With the huge upswing in risky stocks in the latter part of the year, high quality stocks have now under performed low quality stocks for most of the last ten years, with only relatively brief interruptions in 2001-02 and during the 2008 market collapse. This can be seen in the graph below. The line is rising when high quality stocks, as measured by the S&P quality rating, are doing well and falling when low quality stocks are doing well.

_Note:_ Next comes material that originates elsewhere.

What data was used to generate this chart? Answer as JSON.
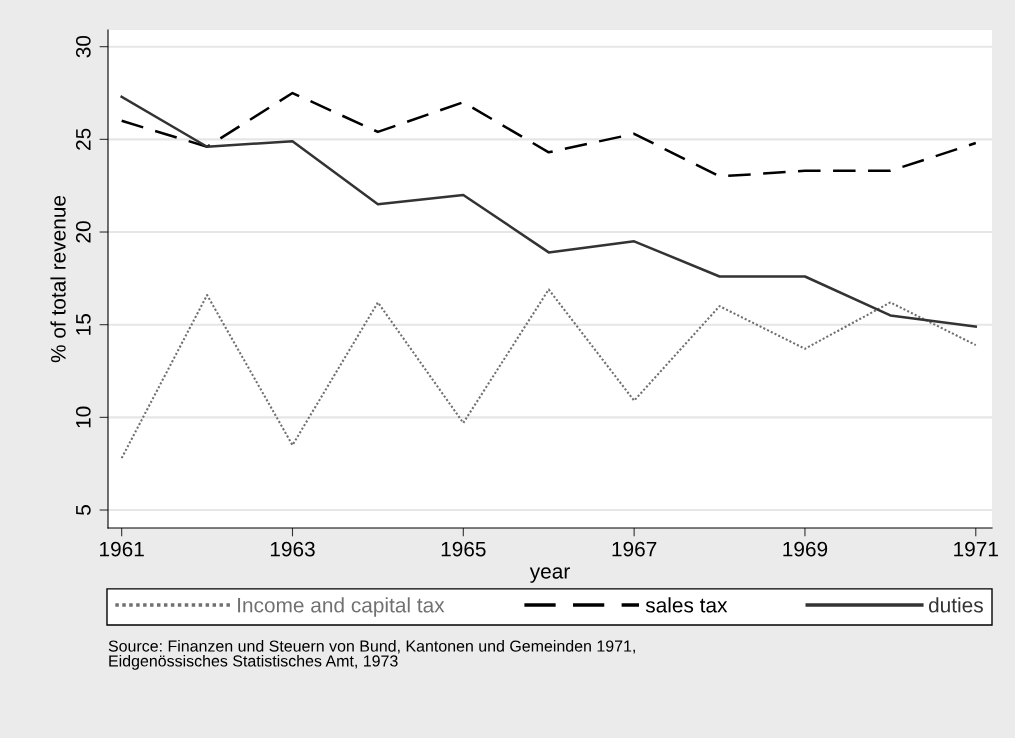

The persistently strong performance of small and risky companies has pushed these stocks to unusually expensive levels, making large and high quality companies unusually inexpensive by comparison. For example, small company stocks now sell at about a 20% premium valuation to large company stocks, equaling the highest relative valuation ever recorded, according to calculations by researchers at Credit Suisse Group. In a similar vein, the institutional investment firm, GMO, LLC, calculates that based on their current valuations, high quality stocks are likely to outperform small company stocks by more than 7% per year over the next seven years. While neither we nor GMO would expect to call the turning point in high quality stocks’ performance, this does give some sense of the long term opportunity that’s been created in the type of company our stock selection approach favors.